Facebook goes massive : the culmination of years of work in massive multilingual language translation models

Home / Uncategorized / Facebook goes massive : the culmination of years of work in massive multilingual language translation models

For Facebook, the release of the model was important enough to proactively inform media outlets as well as corporation IT departments of its release, a very unusual move for this company

 

By:
Eric De Grasse 

Chief Technology Officer

23 October 2020 (Paris, France) – As machine translation research output soars again before the (virtual) academic conference season, Facebook is introducing M2M-100, a multilingual neural machine translation (NMT) model designed to avoid English as the intermediary (or pivot) language between source and target languages.

NOTE: I prepared a brief for clients on this soaring research output in multilingual machine translation research – everything new in machine translation research. It is now publicly available and can be accessed by clicking here.

These so called massive multilingual models are important in machine translation because of the promise efficiency gains and the option to use transfer learning.

For Facebook, the release of the model was important enough to proactively inform media outlets and corporate IT departments, an unusual move for the company.
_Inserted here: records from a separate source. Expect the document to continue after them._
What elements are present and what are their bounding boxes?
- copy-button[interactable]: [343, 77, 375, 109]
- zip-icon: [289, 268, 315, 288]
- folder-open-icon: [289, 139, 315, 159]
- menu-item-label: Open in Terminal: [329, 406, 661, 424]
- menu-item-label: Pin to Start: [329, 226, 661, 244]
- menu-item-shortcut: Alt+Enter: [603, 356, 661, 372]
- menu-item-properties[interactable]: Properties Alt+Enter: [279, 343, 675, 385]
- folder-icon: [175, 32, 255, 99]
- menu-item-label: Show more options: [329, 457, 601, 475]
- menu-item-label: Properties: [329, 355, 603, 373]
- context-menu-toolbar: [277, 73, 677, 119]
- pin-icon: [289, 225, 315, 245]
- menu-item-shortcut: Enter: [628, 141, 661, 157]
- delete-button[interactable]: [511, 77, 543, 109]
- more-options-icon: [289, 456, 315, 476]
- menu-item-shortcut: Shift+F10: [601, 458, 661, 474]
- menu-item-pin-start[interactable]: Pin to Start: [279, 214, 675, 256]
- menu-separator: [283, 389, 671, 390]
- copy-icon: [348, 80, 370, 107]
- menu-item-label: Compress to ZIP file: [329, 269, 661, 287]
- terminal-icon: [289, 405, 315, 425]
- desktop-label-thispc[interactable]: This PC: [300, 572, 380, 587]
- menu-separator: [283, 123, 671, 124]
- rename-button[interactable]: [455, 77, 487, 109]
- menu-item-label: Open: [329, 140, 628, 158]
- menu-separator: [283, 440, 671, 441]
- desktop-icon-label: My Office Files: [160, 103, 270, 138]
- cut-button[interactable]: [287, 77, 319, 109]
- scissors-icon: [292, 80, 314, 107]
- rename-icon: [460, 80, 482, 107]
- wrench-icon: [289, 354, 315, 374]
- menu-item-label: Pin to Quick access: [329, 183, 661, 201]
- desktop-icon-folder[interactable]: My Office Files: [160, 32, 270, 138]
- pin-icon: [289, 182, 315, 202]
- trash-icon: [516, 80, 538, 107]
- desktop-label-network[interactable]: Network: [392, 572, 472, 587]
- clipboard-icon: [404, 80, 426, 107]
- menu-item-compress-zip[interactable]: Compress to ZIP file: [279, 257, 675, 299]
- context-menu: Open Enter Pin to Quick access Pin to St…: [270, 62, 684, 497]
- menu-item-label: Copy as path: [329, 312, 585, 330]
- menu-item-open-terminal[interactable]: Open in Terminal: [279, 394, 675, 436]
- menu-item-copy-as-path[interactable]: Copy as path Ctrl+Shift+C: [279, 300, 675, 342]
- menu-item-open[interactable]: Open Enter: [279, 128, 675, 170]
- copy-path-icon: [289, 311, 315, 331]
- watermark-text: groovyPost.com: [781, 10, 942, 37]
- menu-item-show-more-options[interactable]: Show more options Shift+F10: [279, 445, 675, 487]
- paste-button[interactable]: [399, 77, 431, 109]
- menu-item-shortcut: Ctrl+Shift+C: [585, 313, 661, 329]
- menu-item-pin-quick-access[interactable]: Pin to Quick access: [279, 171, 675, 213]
But given Facebook is now competing with Google to displace the “usual suspects” in machine language translation work in corporate IT and legal departments, maybe not so unusual.  

Facebook has already open-sourced the model, training, and evaluation setup. An October 19, 2020 Facebook AI blog post described the new model as the “culmination of years of Facebook AI’s foundational work in machine translation.”

Facebook’s LASER, a library for calculating multilingual sentence embeddings, has been available on GitHub since 2018. In a November 2019 paper, Facebook researchers detailed how they mined LASER for billions of parallel sentences, a significant portion of which were not aligned with English; and then open-sourced the resulting mined data, referred to as CCMatrixAccording to an October 19, 2020 comment on GitHub by lead author Holger Schwenk, the model now contains 10.8 billion sentences for about 80 languages, and the team plans to “release scripts to reproduce the data this week.”

Trained on 2,200 language directions and touted as being able to translate “between any pair of 100 languages without relying on English data,” M2M-100 is notable for its scale. But it also reports better BLEU scores than English-centric multilingual models.

And a Facebook AI researcher told me that Facebook also conducted human evaluation across 21 non-English directions, where the language specialist judges were asked to rate accuracy and fluency, and provide written feedback about translation issues. This is critically important, she said, as the company moves into legal translation work, translating different source languages into English and back again to the native language.